A importância do tema, para mim, é o de situá-lo na contra-corrente dos debates pluralistas em educação; é o de reafirmar o valor social da leitura de clássicos, se temos em vista a afirmação de um padrão de cultura e civilização que se forjou com humanistas e iluministas. Com isso, ainda que sinta um certo nonsense na defesa do ensino que valoriza a leitura de obras clássicas, eu me posto ao lado de críticos americanos como Harold Bloom, Robert Hughes e Susan Sontag, que se colocaram no furacão dos debates sobre currículos. Entenderam que não se pode deixar de lado um Mark Twain da disciplina de leitura de uma criança com a alegação de que se trata de um escritor racista.
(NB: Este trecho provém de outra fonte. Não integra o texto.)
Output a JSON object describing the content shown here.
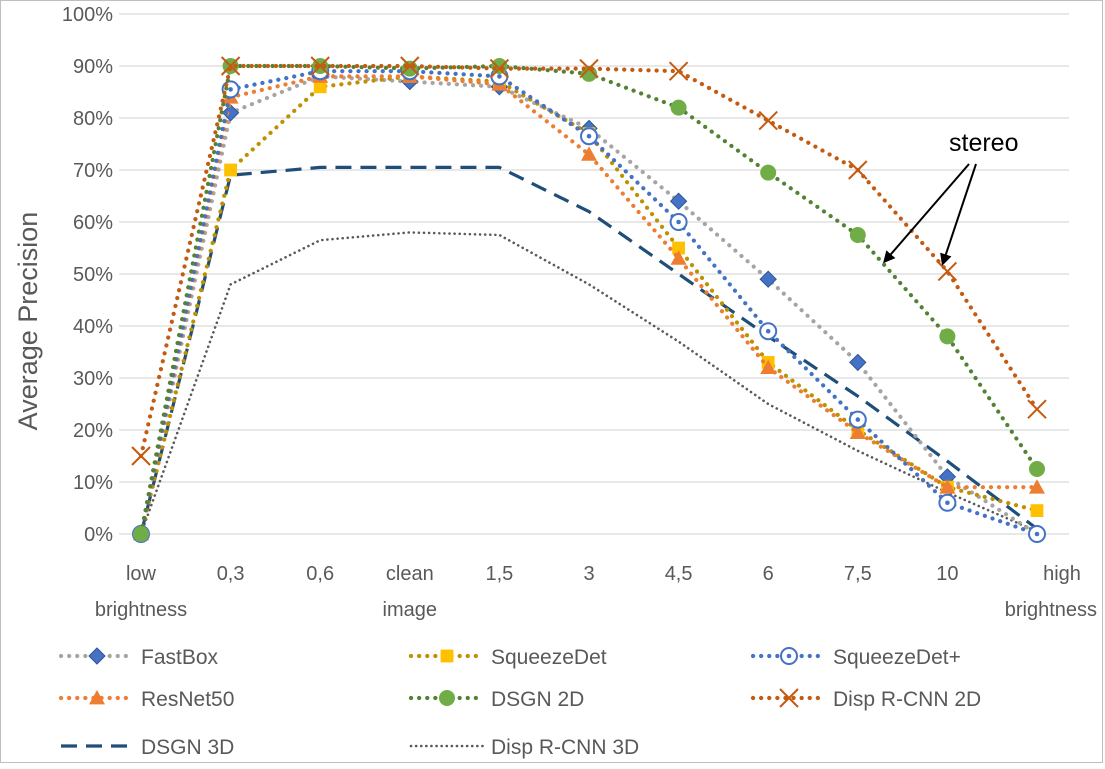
{
  "chart_data": {
    "type": "line",
    "ylabel": "Average Precision",
    "xlabel": "",
    "ylim": [
      0,
      100
    ],
    "yticks": [
      "0%",
      "10%",
      "20%",
      "30%",
      "40%",
      "50%",
      "60%",
      "70%",
      "80%",
      "90%",
      "100%"
    ],
    "categories": [
      [
        "low",
        "brightness"
      ],
      [
        "0,3"
      ],
      [
        "0,6"
      ],
      [
        "clean",
        "image"
      ],
      [
        "1,5"
      ],
      [
        "3"
      ],
      [
        "4,5"
      ],
      [
        "6"
      ],
      [
        "7,5"
      ],
      [
        "10"
      ],
      [
        "high",
        "brightness"
      ]
    ],
    "grid": true,
    "legend_position": "bottom",
    "annotation": "stereo",
    "series": [
      {
        "name": "FastBox",
        "color": "#a5a5a5",
        "marker": "diamond",
        "marker_color": "#4472c4",
        "dash": "dotted",
        "values": [
          0,
          81,
          88,
          87,
          86,
          78,
          64,
          49,
          33,
          11,
          0
        ]
      },
      {
        "name": "SqueezeDet",
        "color": "#bf9000",
        "marker": "square",
        "marker_color": "#ffc000",
        "dash": "dotted",
        "values": [
          0,
          70,
          86,
          88,
          87,
          77,
          55,
          33,
          20,
          9,
          4.5
        ]
      },
      {
        "name": "SqueezeDet+",
        "color": "#4472c4",
        "marker": "circle-dot",
        "marker_color": "#4472c4",
        "dash": "dotted",
        "values": [
          0,
          85.5,
          89,
          89,
          88,
          76.5,
          60,
          39,
          22,
          6,
          0
        ]
      },
      {
        "name": "ResNet50",
        "color": "#ed7d31",
        "marker": "triangle",
        "marker_color": "#ed7d31",
        "dash": "dotted",
        "values": [
          0,
          84,
          88,
          88,
          86.5,
          73,
          53,
          32,
          19.5,
          9,
          9
        ]
      },
      {
        "name": "DSGN 2D",
        "color": "#548235",
        "marker": "circle",
        "marker_color": "#70ad47",
        "dash": "dotted",
        "values": [
          0,
          90,
          90,
          89.5,
          90,
          88.5,
          82,
          69.5,
          57.5,
          38,
          12.5
        ]
      },
      {
        "name": "Disp R-CNN 2D",
        "color": "#c55a11",
        "marker": "x",
        "marker_color": "#c55a11",
        "dash": "dotted",
        "values": [
          15,
          90,
          90,
          90,
          89.5,
          89.5,
          89,
          79.5,
          70,
          50.5,
          24
        ]
      },
      {
        "name": "DSGN 3D",
        "color": "#1f4e79",
        "marker": "none",
        "marker_color": "#1f4e79",
        "dash": "dashed",
        "values": [
          0,
          69,
          70.5,
          70.5,
          70.5,
          62,
          50,
          38,
          26.5,
          14,
          1
        ]
      },
      {
        "name": "Disp R-CNN 3D",
        "color": "#595959",
        "marker": "none",
        "marker_color": "#595959",
        "dash": "fine-dotted",
        "values": [
          0,
          48,
          56.5,
          58,
          57.5,
          48,
          37,
          25,
          16,
          8,
          0.5
        ]
      }
    ]
  }
}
Antes de qualquer discussão sobre catálogos e gosto pessoal, creio que a pergunta fundamental é: ainda faz sentido ler obras que, respeitado um padrão de cultura, são consideradas clássicas? Ou seja, faz sentido submeter às crianças a disciplina de leitura para que aprendam a ler obras clássicas? A esta pergunta, como se segue do que escrevi atrás, respondo afirmativamente: sinto um orgulho desmedido por ter me submetido à leitura de autores clássicos em minha infância; vejo com muito gosto jovens que quebram as convenções (ditadas pelo imperativo do mass media) e se deleitam com Homero ou Hesíodo antes do sono.